Discourse processing: co-reference resolution and discourse-level event processing
Recent advancements in the field of Natural Language Processing have enabled complex tasks which aim to process textual input at the global (and more complex) level of documents. Discourse-level semantic analysis is crucial for advanced information access as well as automatic natural language understanding and text generation technology. Among the various discourse-level phenomena, we focus our research in multilingual co-reference resolution and discourse-level event processing. In the area of co-reference resolution we take previous efforts one step further by extending the machine-learning based toolkit (BART) for performing co-reference resolution in languages other than English. Our SFB 619 project on ritual structure and variation investigates the extraction and analysis of event sequences, whereas the SiGHTSee project deals with the presentation of events in instructional way-finding tasks.
Co-reference resolution for multiple languages
Co-reference resolution is the task of identifying noun phrases that are used to refer to the same extra-linguistic entity in a text, e.g. 'Prince', 'the Minneapolis genius' and 'AFKAP'. Building on previous experience developed as part of the Johns Hopkins Summer Workshop on Exploiting Lexical & Encyclopedic Resources for Entity Disambiguation we are currently expanding BART, a flexible toolkit for coreference resolution, to be able to perform co-reference resolution in languages other than English, such as German and Italian.

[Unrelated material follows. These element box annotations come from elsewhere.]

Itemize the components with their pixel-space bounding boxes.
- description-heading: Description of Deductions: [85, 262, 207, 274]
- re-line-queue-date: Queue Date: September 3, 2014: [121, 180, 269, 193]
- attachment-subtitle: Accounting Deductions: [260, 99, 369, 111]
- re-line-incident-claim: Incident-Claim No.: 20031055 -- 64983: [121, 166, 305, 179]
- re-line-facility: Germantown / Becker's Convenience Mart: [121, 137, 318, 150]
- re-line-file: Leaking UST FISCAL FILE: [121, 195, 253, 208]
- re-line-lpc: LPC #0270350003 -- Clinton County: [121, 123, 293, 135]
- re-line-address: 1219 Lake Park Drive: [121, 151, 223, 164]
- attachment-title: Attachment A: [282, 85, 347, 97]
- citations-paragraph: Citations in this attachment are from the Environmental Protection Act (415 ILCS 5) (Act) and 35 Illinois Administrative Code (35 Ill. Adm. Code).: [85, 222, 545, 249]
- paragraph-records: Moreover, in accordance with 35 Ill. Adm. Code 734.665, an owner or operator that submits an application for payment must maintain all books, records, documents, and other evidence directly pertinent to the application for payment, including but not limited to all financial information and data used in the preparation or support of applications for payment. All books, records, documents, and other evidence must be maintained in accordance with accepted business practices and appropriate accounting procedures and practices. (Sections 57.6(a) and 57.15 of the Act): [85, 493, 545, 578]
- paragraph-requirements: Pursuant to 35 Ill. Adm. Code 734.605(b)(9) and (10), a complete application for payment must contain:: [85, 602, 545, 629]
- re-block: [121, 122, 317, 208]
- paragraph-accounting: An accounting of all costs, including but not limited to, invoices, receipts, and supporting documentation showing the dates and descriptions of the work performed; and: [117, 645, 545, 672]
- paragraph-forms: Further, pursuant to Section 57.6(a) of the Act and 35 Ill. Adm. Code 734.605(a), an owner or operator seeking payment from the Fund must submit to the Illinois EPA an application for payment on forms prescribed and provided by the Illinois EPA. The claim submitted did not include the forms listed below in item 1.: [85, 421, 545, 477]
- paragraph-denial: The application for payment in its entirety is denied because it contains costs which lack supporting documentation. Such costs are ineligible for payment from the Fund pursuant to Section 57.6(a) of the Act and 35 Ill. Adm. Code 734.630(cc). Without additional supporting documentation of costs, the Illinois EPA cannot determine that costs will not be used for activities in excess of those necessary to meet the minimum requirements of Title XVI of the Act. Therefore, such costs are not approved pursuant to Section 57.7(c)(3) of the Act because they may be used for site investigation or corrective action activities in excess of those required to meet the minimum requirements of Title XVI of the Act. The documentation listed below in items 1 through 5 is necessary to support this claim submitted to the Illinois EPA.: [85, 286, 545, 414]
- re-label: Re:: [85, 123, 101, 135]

Event and semantic role labeling for discourse processing
Syntactic relations like "subject" or "object" do not uniformly describe the role a participant (expressed e.g. by a noun) plays in an event (expressed e.g. by a verb). If the sentence "Peter has bought a car." is passivized into "A car has been bought by Peter.", the role Peter plays in the buying-event is still the same as in the active sentence. The task of automatically attaching semantic roles (such as "Buyer", "Recipient", or "Goods") to phrases in text is called semantic role labeling. In the SALSA project at the University of the Saarland, we have participated in a large corpus annotation effort to create a German FrameNet lexical resource ( see Burchardt et al. 2006, 2009). The project investigated the application of Frame Semantics in various natural language processing tasks. For example, we were the first to investigate the use of frame-semantic processing for the task of Recognizing Textual Entailment (Burchardt and Frank 2006, Burchardt et al. 2007). At Heidelberg University we are now studying the impact of implicit (i.e. non-verbalized) discourse-connected semantic roles, as originally described in Burchardt et al. (2005), within the SemEval 2010 task on Linking Roles in Discourse.